E-Waste: A Global Issue with Local Solutions
Only 15-20% of global waste generated by electronics – e-waste – is recycled. The rest ends up in landfills, incinerators, or shipped to developing countries where poverty-stricken workers remove valuable scrap metals and burn the rest, exposing themselves and the environment to high concentrations of toxic chemicals.
The problem of e-waste is fairly straightforward: we love to have the latest and greatest technologies, dumping is cheap, regulations are loose, and incentives for eco-friendly disposal are low.
The US is the planet’s largest producer of discarded, obsolete, surplus, or broken electrical/electronic devices creating 3 million tons yearly. Europeans dispose of 100 million cell phones every year, and the United Nations Environmental Program (UNEP) estimates that e-waste created in rapidly modernizing countries like India could increase by up to 500% over the next decade.
Here are some direct and tangible benefits to creating better funnels for the disposal and recycling of e-waste, according to a report by CompuCycle:
– For every 10,000 tons of material disposed, 296 jobs are created
– Recycling aluminum saves 90% of the energy it would take to mine it again
– Recycling 1 million cell phones would recover 50 lbs of gold, 550 lbs of silver, 20 lbs of palladium, and 20,000 lbs of copper, which values at almost $2 million
So what can you do to be part of the solution?

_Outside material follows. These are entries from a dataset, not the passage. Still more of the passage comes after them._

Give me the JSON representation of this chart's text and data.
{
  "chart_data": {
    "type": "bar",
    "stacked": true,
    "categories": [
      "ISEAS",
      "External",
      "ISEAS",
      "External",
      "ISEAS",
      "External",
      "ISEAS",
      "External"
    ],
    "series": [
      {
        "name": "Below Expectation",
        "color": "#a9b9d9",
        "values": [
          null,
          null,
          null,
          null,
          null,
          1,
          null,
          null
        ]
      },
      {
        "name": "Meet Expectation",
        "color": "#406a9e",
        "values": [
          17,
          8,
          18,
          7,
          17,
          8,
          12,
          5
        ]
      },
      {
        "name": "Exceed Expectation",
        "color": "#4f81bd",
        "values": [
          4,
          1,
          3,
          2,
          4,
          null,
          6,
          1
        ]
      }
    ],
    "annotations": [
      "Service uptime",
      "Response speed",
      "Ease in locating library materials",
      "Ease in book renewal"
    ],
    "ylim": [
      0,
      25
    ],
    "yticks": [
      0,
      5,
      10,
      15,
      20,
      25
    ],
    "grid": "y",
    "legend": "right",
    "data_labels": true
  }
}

The answer is as straight-forward as the problem; educate yourself and those around you on the tools and methods offered by your community for the proper disposal and recycling of e-waste. Reducing the amount of waste you and your family, your school, or your place of business create can easily become a part of your everyday routine and directly influence the amount of e-waste in your own backyard.
There are several services you can use to reduce your impact. For starters, find out what responsible recycling programs your local waste collection agency offers which meet the standards set forth by the Environmental Protection Agency. There are also several companies like I Got E-waste and All Green Recycling who provide a nationwide pick-up service for large-scale processing. If you are replacing or upgrading equipment that is still functional you can also choose to donate the old equipment to different outlets in your community for reuse rather than recycle.
If you’d like to get more involved in e-waste management solutions and recycling alternatives on a global level, organizations like Solving the E-waste Problem(StEP) and Basel Action Network(BAN) are great places to start.